O PRAWDZIE I JEJ RODZAJACH ROZLICZNYCH

W jednym barze człek pewien o pochmurnem czole
Siedział sobie w zadumie pogrążon przy stole.
I przyszedł doń przekupień jakiś, nędzny, stary,
Handlarz o niecnej twarzy, łotr bez czci i wiary,
Rufian, szuler i oszust w jedynej osobie,
Hultaj, który oszustem zostanie i w grobie.
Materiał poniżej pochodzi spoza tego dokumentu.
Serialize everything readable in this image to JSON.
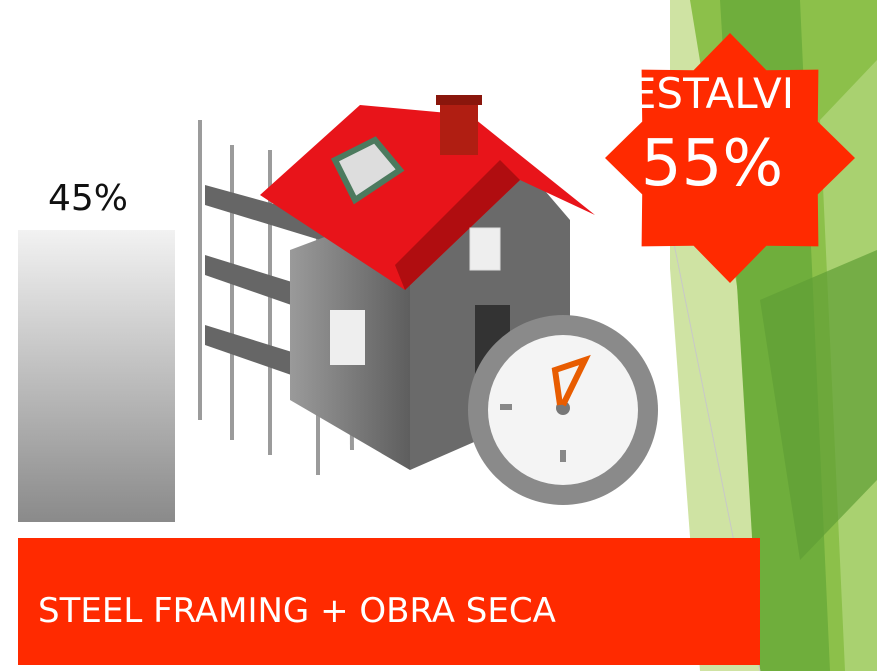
{
  "bar_label": "45%",
  "badge": {
    "title": "ESTALVI",
    "value": "55%"
  },
  "banner": "STEEL FRAMING + OBRA SECA"
}
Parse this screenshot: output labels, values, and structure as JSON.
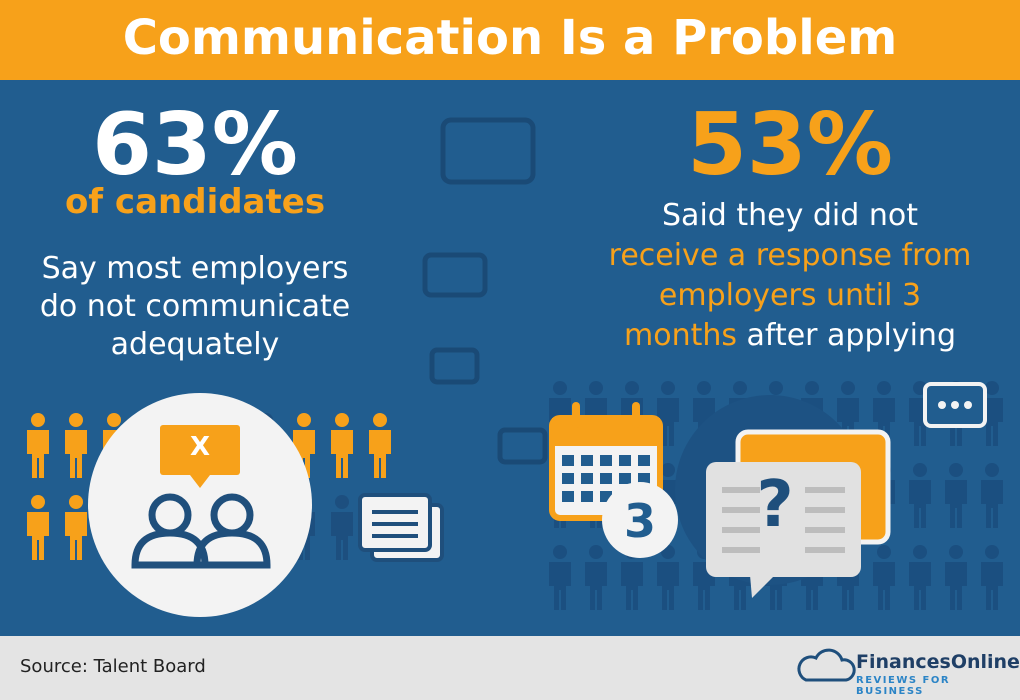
{
  "header": {
    "title": "Communication Is a Problem"
  },
  "left": {
    "stat": "63%",
    "subject": "of candidates",
    "lines": [
      "Say most employers",
      "do not communicate",
      "adequately"
    ],
    "bubble": "X"
  },
  "right": {
    "stat": "53%",
    "line1": "Said they did not",
    "line2": "receive a response from",
    "line3": "employers until 3",
    "line4_highlight": "months",
    "line4_rest": "after applying",
    "calendar_number": "3",
    "question": "?"
  },
  "footer": {
    "source": "Source: Talent Board",
    "brand": "FinancesOnline",
    "tagline": "REVIEWS FOR BUSINESS"
  }
}
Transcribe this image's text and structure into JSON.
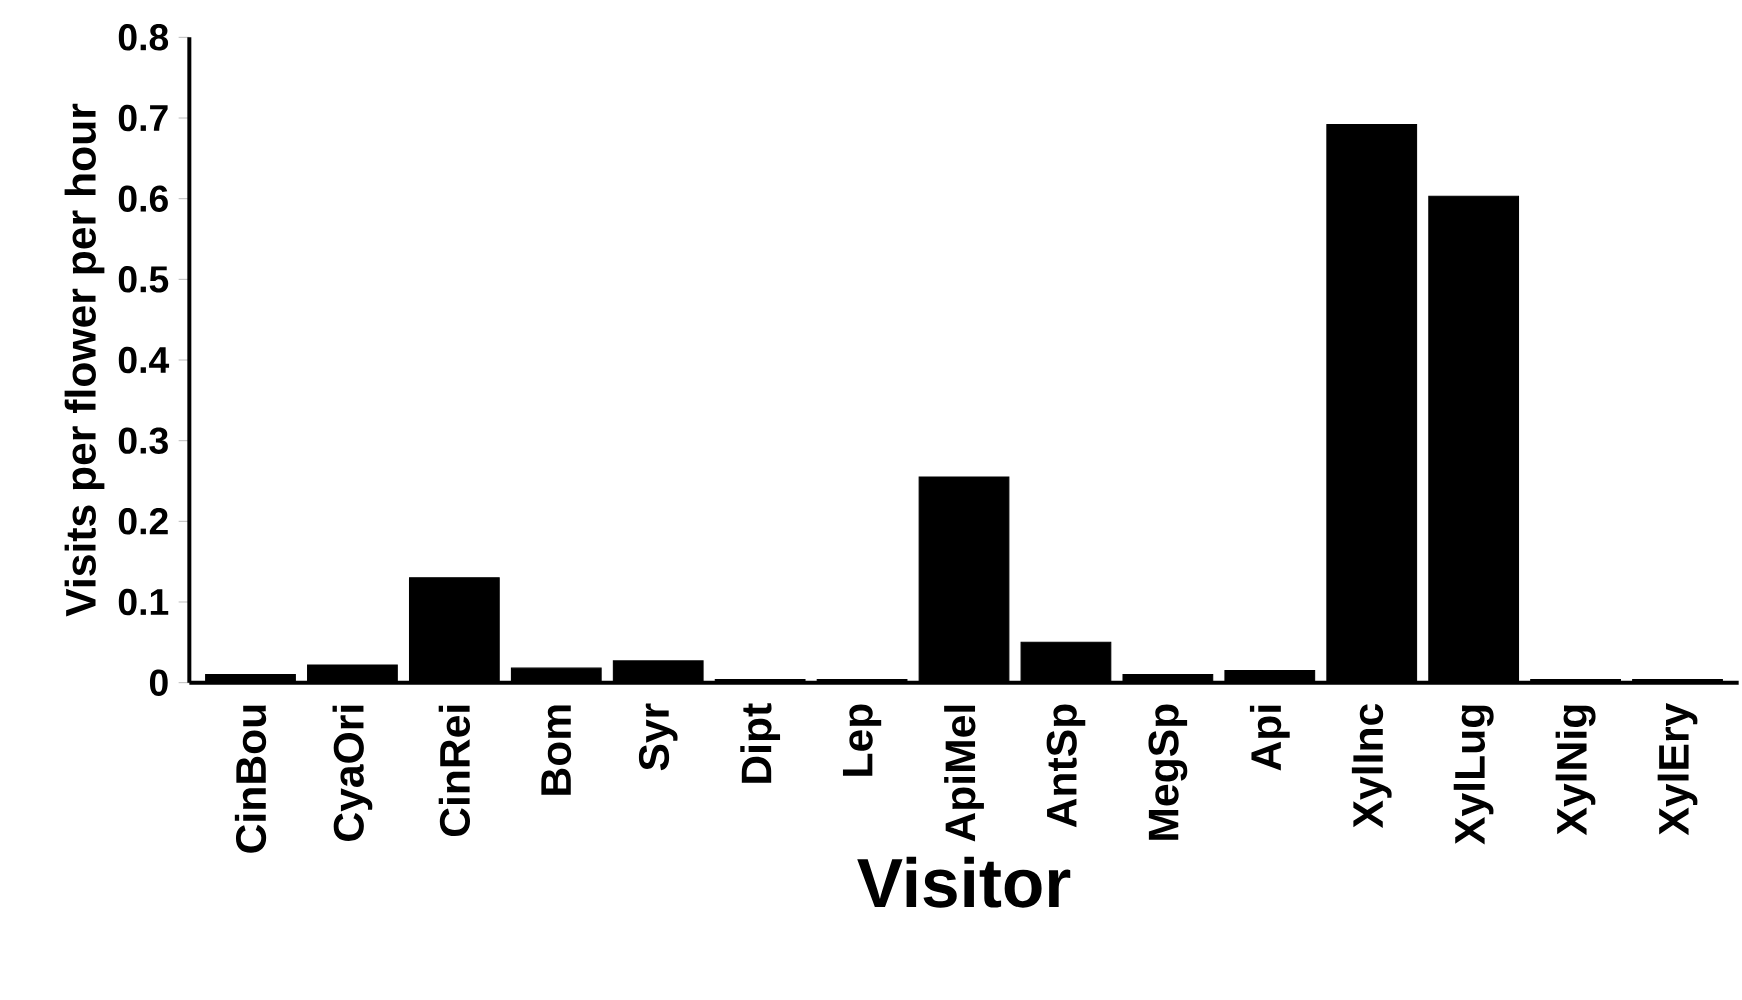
{
  "chart_data": {
    "type": "bar",
    "xlabel": "Visitor",
    "ylabel": "Visits per flower per hour",
    "categories": [
      "CinBou",
      "CyaOri",
      "CinRei",
      "Bom",
      "Syr",
      "Dipt",
      "Lep",
      "ApiMel",
      "AntSp",
      "MegSp",
      "Api",
      "XylInc",
      "XylLug",
      "XylNig",
      "XylEry"
    ],
    "values": [
      0.01,
      0.022,
      0.13,
      0.018,
      0.027,
      0.004,
      0.004,
      0.255,
      0.05,
      0.01,
      0.015,
      0.692,
      0.603,
      0.004,
      0.004
    ],
    "color": "#000000",
    "ylim": [
      0,
      0.8
    ],
    "yticks": [
      0,
      0.1,
      0.2,
      0.3,
      0.4,
      0.5,
      0.6,
      0.7,
      0.8
    ],
    "grid": false
  }
}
Czaszka łysa, nos cienki, usta wykrzywione
Wciąż cynicznym uśmiechem w ową, to w tę stronę;
Latają oczki małe, przebiegłe, złośliwe;
Ręce długie, u dłoni palce cienkie, krzywe
I brudne; scyzoryki sprzedaje, kartki lub dziewczęta
Dzień i noc miastem błądzi, w wszednie dni i w święta.
Ten stanąwszy przed panem o pochmurnem czole
Podsuwał mu swój towar, skarżąc się na dolę.
Odpowie dziwak naraz: — Prawdy szukam, panie!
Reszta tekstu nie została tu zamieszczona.